Target Protein: At5g64030

The At5g64030 gene encodes a dehydration-responsive protein involved in plant stress adaptation. Functional studies in Arabidopsis and related species (e.g., tomato homolog Solyc05g056580.2.1) indicate its role in drought response pathways . Key features include:

  • Molecular Function: Associated with cellular responses to water deprivation and osmotic stress.

  • Expression Profile: Upregulated under dehydration conditions (p-value: 0.0038) .

  • Conservation: Shares homology with stress-related proteins across plant species .

Antibody Development and Validation

The At5g64030 antibody is typically produced using recombinant protein fragments or peptide antigens derived from the target sequence. Validation methods include:

  • Western Blot: Confirms specificity by detecting the ~25–30 kDa band corresponding to the native protein .

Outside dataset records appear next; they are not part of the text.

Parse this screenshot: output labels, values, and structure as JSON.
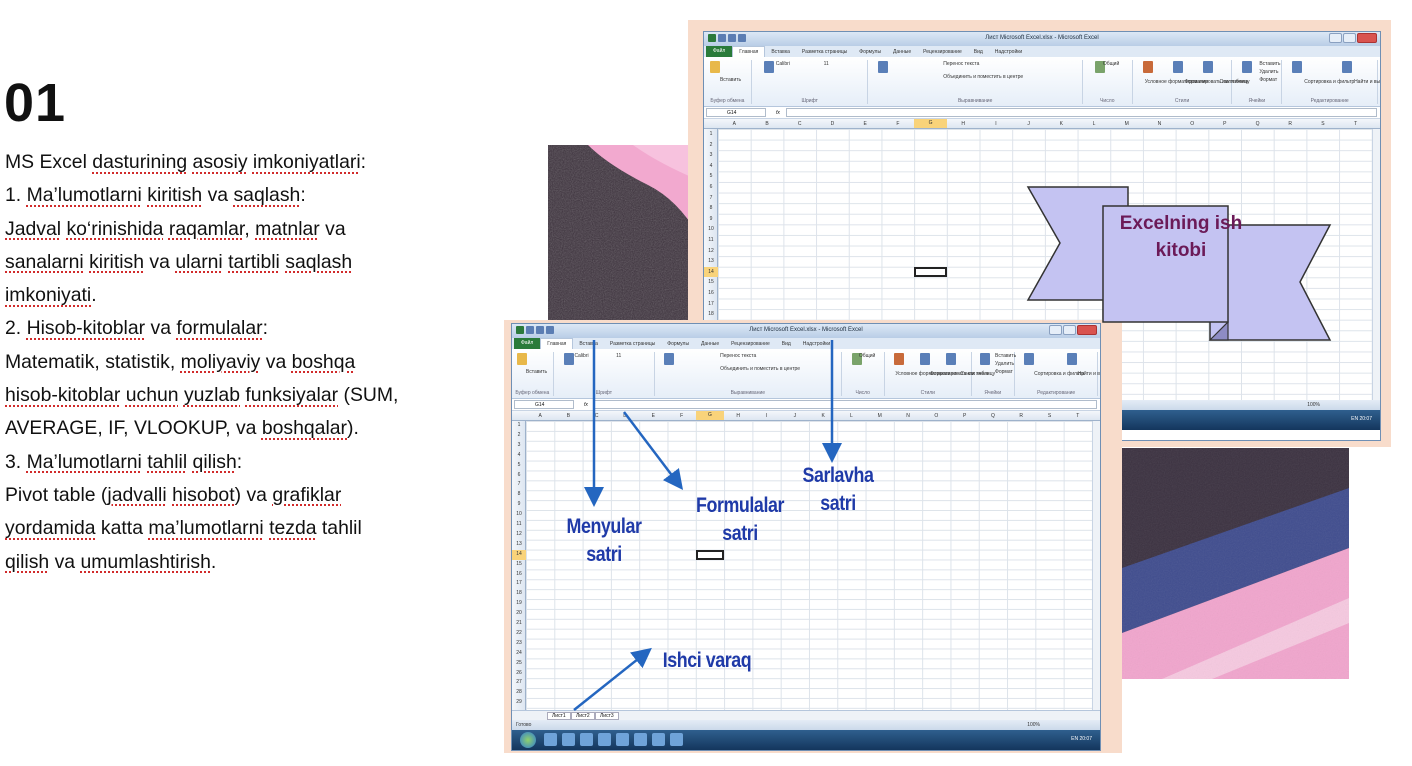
{
  "slide": {
    "number": "01",
    "lines": [
      [
        {
          "t": "MS Excel "
        },
        {
          "t": "dasturining",
          "u": true
        },
        {
          "t": " "
        },
        {
          "t": "asosiy",
          "u": true
        },
        {
          "t": " "
        },
        {
          "t": "imkoniyatlari",
          "u": true
        },
        {
          "t": ":"
        }
      ],
      [
        {
          "t": "1. "
        },
        {
          "t": "Ma’lumotlarni",
          "u": true
        },
        {
          "t": " "
        },
        {
          "t": "kiritish",
          "u": true
        },
        {
          "t": " va "
        },
        {
          "t": "saqlash",
          "u": true
        },
        {
          "t": ":"
        }
      ],
      [
        {
          "t": "Jadval",
          "u": true
        },
        {
          "t": " "
        },
        {
          "t": "ko‘rinishida",
          "u": true
        },
        {
          "t": " "
        },
        {
          "t": "raqamlar",
          "u": true
        },
        {
          "t": ", "
        },
        {
          "t": "matnlar",
          "u": true
        },
        {
          "t": " va"
        }
      ],
      [
        {
          "t": "sanalarni",
          "u": true
        },
        {
          "t": " "
        },
        {
          "t": "kiritish",
          "u": true
        },
        {
          "t": " va "
        },
        {
          "t": "ularni",
          "u": true
        },
        {
          "t": " "
        },
        {
          "t": "tartibli",
          "u": true
        },
        {
          "t": " "
        },
        {
          "t": "saqlash",
          "u": true
        }
      ],
      [
        {
          "t": "imkoniyati",
          "u": true
        },
        {
          "t": "."
        }
      ],
      [
        {
          "t": "2. "
        },
        {
          "t": "Hisob-kitoblar",
          "u": true
        },
        {
          "t": " va "
        },
        {
          "t": "formulalar",
          "u": true
        },
        {
          "t": ":"
        }
      ],
      [
        {
          "t": "Matematik, statistik, "
        },
        {
          "t": "moliyaviy",
          "u": true
        },
        {
          "t": " va "
        },
        {
          "t": "boshqa",
          "u": true
        }
      ],
      [
        {
          "t": "hisob-kitoblar",
          "u": true
        },
        {
          "t": " "
        },
        {
          "t": "uchun",
          "u": true
        },
        {
          "t": " "
        },
        {
          "t": "yuzlab",
          "u": true
        },
        {
          "t": " "
        },
        {
          "t": "funksiyalar",
          "u": true
        },
        {
          "t": " (SUM,"
        }
      ],
      [
        {
          "t": "AVERAGE, IF, VLOOKUP, va "
        },
        {
          "t": "boshqalar",
          "u": true
        },
        {
          "t": ")."
        }
      ],
      [
        {
          "t": "3. "
        },
        {
          "t": "Ma’lumotlarni",
          "u": true
        },
        {
          "t": " "
        },
        {
          "t": "tahlil",
          "u": true
        },
        {
          "t": " "
        },
        {
          "t": "qilish",
          "u": true
        },
        {
          "t": ":"
        }
      ],
      [
        {
          "t": "Pivot table ("
        },
        {
          "t": "jadvalli",
          "u": true
        },
        {
          "t": " "
        },
        {
          "t": "hisobot",
          "u": true
        },
        {
          "t": ") va "
        },
        {
          "t": "grafiklar",
          "u": true
        }
      ],
      [
        {
          "t": "yordamida",
          "u": true
        },
        {
          "t": " katta "
        },
        {
          "t": "ma’lumotlarni",
          "u": true
        },
        {
          "t": " "
        },
        {
          "t": "tezda",
          "u": true
        },
        {
          "t": " tahlil"
        }
      ],
      [
        {
          "t": "qilish",
          "u": true
        },
        {
          "t": " va "
        },
        {
          "t": "umumlashtirish",
          "u": true
        },
        {
          "t": "."
        }
      ]
    ]
  },
  "excel": {
    "window_title": "Лист Microsoft Excel.xlsx - Microsoft Excel",
    "tabs": [
      "Файл",
      "Главная",
      "Вставка",
      "Разметка страницы",
      "Формулы",
      "Данные",
      "Рецензирование",
      "Вид",
      "Надстройки"
    ],
    "name_box": "G14",
    "fx": "fx",
    "columns": [
      "A",
      "B",
      "C",
      "D",
      "E",
      "F",
      "G",
      "H",
      "I",
      "J",
      "K",
      "L",
      "M",
      "N",
      "O",
      "P",
      "Q",
      "R",
      "S",
      "T"
    ],
    "selected_column": "G",
    "selected_row": 14,
    "sheets": [
      "Лист1",
      "Лист2",
      "Лист3"
    ],
    "status": "Готово",
    "zoom": "100%",
    "tray": "EN  20:07",
    "ribbon_labels": {
      "paste": "Вставить",
      "clipboard": "Буфер обмена",
      "font_name": "Calibri",
      "font_size": "11",
      "font": "Шрифт",
      "wrap": "Перенос текста",
      "merge": "Объединить и поместить в центре",
      "alignment": "Выравнивание",
      "number_format": "Общий",
      "number": "Число",
      "conditional": "Условное форматирование",
      "as_table": "Форматировать как таблицу",
      "cell_styles": "Стили ячеек",
      "styles": "Стили",
      "insert": "Вставить",
      "delete": "Удалить",
      "format": "Формат",
      "cells": "Ячейки",
      "sort": "Сортировка и фильтр",
      "find": "Найти и выделить",
      "editing": "Редактирование"
    }
  },
  "annotations": {
    "banner": [
      "Excelning ish",
      "kitobi"
    ],
    "menus": [
      "Menyular",
      "satri"
    ],
    "formulas": [
      "Formulalar",
      "satri"
    ],
    "title_bar": [
      "Sarlavha",
      "satri"
    ],
    "worksheet": "Ishci varaq"
  },
  "colors": {
    "annotation_text": "#1f3aa8",
    "banner_text": "#6b1a58",
    "banner_fill": "#c4c3f2",
    "frame": "#f8dccb",
    "arrow": "#2466c0"
  }
}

  • Immunofluorescence: Localizes the protein to cytoplasmic and nuclear compartments under stress conditions .

  • Knockdown Controls: Reduced signal in Arabidopsis mutants lacking At5g64030 .

Table 1: Key Validation Parameters

ApplicationResultSource
Western BlotSingle band at expected molecular weight
ImmunoprecipitationEnrichment of dehydration-related proteins
SpecificityNo cross-reactivity with homologs

Research Applications

The antibody enables critical insights into:

  • Stress Signaling Pathways: Identifies protein expression changes during drought, salinity, or cold stress .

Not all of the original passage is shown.